Il consiglio presidenziali della Libia ha dichiarato lo stato di emergenza a Tripoli e nei dintorni, dopo che da giorni sono in corso violenti scontri. L’annuncio è stato dato dal servizio comunicazioni del Governo di accordo nazionale (Gna) del premier Fayez al-Sarraj, riconosciuto a livello internazionale. Poche ore prima, il segretario generale delle Nazioni unite, Antonio Guterres, aveva chiesto la fine delle violenze in conformità con l’accordo di cessate il fuoco negoziato dall’organizzazione.
Tripoli è al centro di una dura lotta di potere dalla caduta nel 2011 del dittatore Muammar Gheddafi. Venerdì almeno 15 razzi erano piovuti sulla città, anche sull’unico aeroporto funzionante di Mitiga, dove tutti i voli erano stati dirottati su Misurata. E, secondo il ministero della Salute libico, almeno 39 persone sono state uccise e circa 100 ferite in cinque giorni di scontri tra milizie rivali, scoppiati lunedì nei sobborghi a sud di Tripoli.
Sabato razzi sono caduti su varie zone della città, uno anche su un hotel frequentato da stranieri vicino all’ambasciata italiana. Nelle stesse ore la Settima brigata di Tarhuna, che formalmente risponde al ministero della Difesa del governo guidato da Sarraj, ma si è scontrata con i gruppi ad esso fedeli, ha respinto la tregua e promesso che “combatterà” sino a quando non avrà “ripulito” la città “dalle milizie”.
Guterres ha “condannato la continua escalation di violenze nella capitale della Libia e, in particolare, l’uso da parte di gruppi armati di bombardamenti indiscriminati che portano alla morte e al ferimento di civili, compresi bambini”, si legge in una nota.

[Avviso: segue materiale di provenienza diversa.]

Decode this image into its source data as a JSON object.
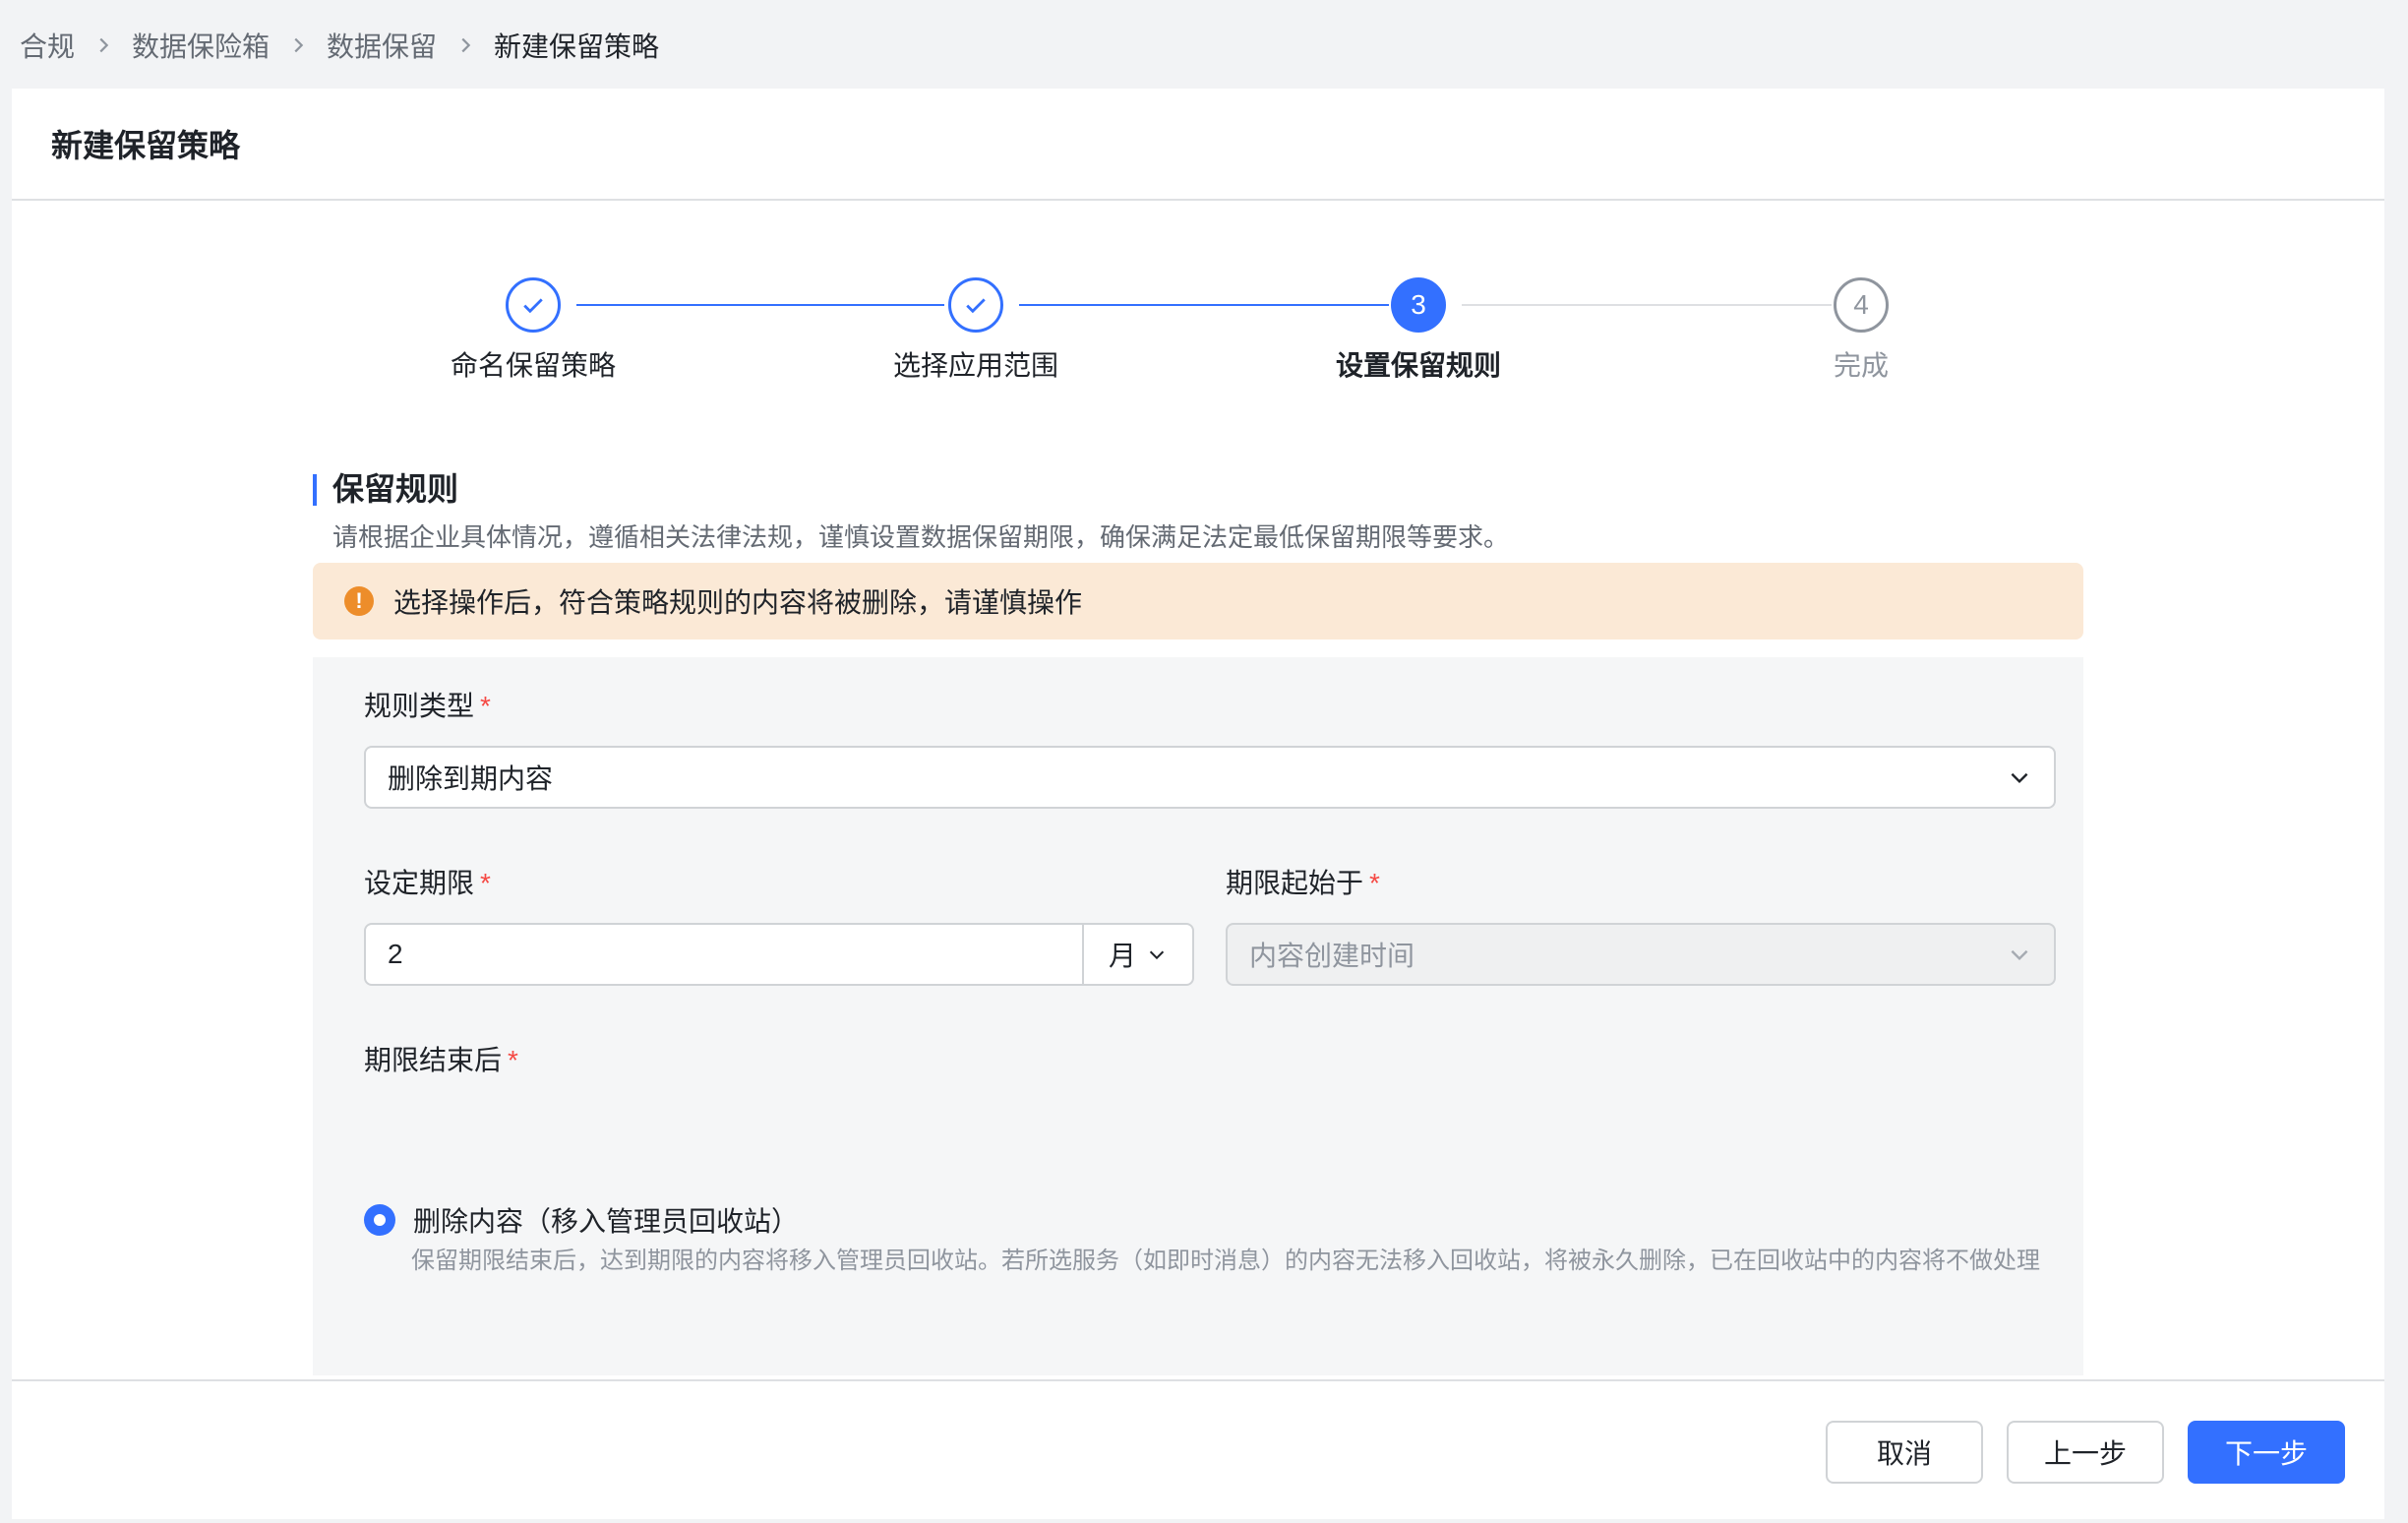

Ha anche “invitato tutte le parti a cessare immediatamente le ostilità e ad attenersi all’accordo di cessate il fuoco mediato dalle Nazioni unite e dai Comitati di riconciliazione”.
In una dichiarazione congiunta, Italia, Gran Bretagna, Francia e Stati Uniti avevano condannato la situazione, avvertendo che una escalation minerebbe il processo politico e che “coloro che mettono a rischio la sicurezza a Tripoli o altrove in Libia saranno ritenuti responsabili”. Preoccupazione anche dall’ong Medici Senza Frontiere, che scrive su Twitter: Siamo “altamente preoccupati per i cittadini libici nelle aree residenziali e per i rifugiati e migranti intrappolati, le cui sofferenze sono state aggravate dalle politiche dell’Unione europea. La Libia non è un Paese sicuro”.